While Ontario may have shelved its plans to fully privatize ServiceOntario, it bears noting that the province, like many of its counterparts, continues to build new health care facilities and other forms of infrastructure via public-private partnerships. Central to this path has been the devising of innovative procurement models to shift upfront capital investments into a more manageable leasing arrangement financed by private investors. The shared arrangement between Manitoba and Teranet is illustrative.

These types of arrangements help to solve a critically important component of increasing online service delivery – continued enhancement and maintenance. Private sector entities in the United States have partnered with state governments, for example, to develop innovative online platforms and funding models. Governments at all levels are also turning to cloud-based solutions to enhance backend infrastructure, notably email and data storage systems.

Pointing to a recent provincial auditor’s report in Ontario, critics of such partnering contend that governments pay a hefty and often excessive premium, and that in an era of record low interest rates, a traditional model of public borrowing and capital expenditure makes more sense. Yet whether the endgame is hospitals, fighter jets, or hardware and software, government’s procurement track record in balancing complexity and cost containment is hardly stellar. For this reason, Mike Bracken, the British government’s Executive Director of Digital in the Cabinet Office has called procurement the “elephant in the room.”

Value and performance
Any reforms in a citizen-centric environment are ultimately judged by whether or not they improve outcomes through the creation of public value. The World Economic Forum defines public value in four ways: the delivery of quality public services, the achievement of socially desirable outcomes, citizen satisfaction, and increasing levels of public trust. The Singaporean language of “co-creating public value” exemplifies the convergence of Gov 2.0 and public value around both digital and participatory reforms.

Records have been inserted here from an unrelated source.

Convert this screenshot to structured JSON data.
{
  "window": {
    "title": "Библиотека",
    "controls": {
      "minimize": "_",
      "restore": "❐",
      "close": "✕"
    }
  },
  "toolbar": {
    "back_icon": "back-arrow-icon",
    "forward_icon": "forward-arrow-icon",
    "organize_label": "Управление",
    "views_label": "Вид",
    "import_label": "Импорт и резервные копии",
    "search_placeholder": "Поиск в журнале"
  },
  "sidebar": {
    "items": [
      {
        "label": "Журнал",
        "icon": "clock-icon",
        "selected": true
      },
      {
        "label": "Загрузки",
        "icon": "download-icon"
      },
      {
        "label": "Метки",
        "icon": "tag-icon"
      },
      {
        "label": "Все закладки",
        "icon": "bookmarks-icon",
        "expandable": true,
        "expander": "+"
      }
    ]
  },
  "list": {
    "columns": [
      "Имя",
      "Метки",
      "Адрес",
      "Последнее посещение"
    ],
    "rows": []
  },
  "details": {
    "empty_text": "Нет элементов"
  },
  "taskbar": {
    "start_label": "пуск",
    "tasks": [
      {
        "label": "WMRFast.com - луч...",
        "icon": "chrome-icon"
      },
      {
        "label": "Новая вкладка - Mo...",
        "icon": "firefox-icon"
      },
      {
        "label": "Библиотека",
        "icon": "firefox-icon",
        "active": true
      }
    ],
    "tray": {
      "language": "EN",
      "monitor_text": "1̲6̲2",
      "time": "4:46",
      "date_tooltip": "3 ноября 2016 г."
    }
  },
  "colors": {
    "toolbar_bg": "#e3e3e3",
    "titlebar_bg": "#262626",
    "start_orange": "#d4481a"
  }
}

In Canada, while the Institute for Citizen-Centred Service has made great strides over the past decade in gauging public satisfaction with service providers, a more participatory approach toward performance measurement and service design is now required (one in keeping with the spirit of the Singaporean emphasis on co-creation and B.C.’s public engagement efforts). The advent of mobile devices and social media platforms create new possibilities for public engagement and collective innovation: simply listening is no longer enough.

Finally, across all three of these dimensions we believe that provinces should be innovating collaboratively via pan-national and regional formations that stimulate the sharing of investment costs and the realization of new frontend and backend capacities. Teranet in Manitoba is a case in point. Further east, Atlantic Canadian provinces initially attempted to collaborate over a decade ago on a shared platform for online service delivery, mainly going their separate ways ever since.

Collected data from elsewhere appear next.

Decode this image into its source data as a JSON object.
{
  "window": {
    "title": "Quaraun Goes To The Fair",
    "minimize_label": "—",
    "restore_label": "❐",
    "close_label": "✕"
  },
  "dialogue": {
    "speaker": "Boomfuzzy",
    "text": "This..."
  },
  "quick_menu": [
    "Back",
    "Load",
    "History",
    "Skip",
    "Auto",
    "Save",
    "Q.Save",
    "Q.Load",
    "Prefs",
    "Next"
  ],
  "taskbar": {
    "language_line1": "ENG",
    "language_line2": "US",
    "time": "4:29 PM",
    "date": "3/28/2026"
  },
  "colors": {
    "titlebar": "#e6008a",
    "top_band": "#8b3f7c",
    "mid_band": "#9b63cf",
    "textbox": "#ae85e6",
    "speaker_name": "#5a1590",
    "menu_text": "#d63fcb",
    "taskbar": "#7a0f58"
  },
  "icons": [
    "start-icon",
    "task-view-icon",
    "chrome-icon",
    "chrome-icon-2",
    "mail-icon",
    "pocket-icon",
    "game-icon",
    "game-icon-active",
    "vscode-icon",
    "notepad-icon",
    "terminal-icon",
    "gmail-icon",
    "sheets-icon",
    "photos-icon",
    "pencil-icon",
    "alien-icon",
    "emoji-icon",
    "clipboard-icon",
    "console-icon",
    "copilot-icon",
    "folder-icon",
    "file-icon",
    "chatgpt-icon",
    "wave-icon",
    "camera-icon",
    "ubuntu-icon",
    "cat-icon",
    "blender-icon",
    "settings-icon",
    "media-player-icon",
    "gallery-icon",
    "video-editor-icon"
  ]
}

In today’s environment of openness and portability, with even Nova Scotia’s infamously autonomous universities collaborating to procure a single online learning platform, the logic of working together has never been more compelling. By contrast, the evolution of e-health in this country and the struggles of ten separate provinces to pay for and operate similar yet largely separate systems, provides testament to the futility of the status quo.

At a time of fiscal uncertainty and unparalleled technological change, digital government is less a possibility for the future than a necessity. If online service delivery is to become the default option for much of the populous, only a combination of strong political leadership, innovative infrastructure solutions, and an incessant focus on public value can suffice. Only then can Canada regain its stature as a digital leader.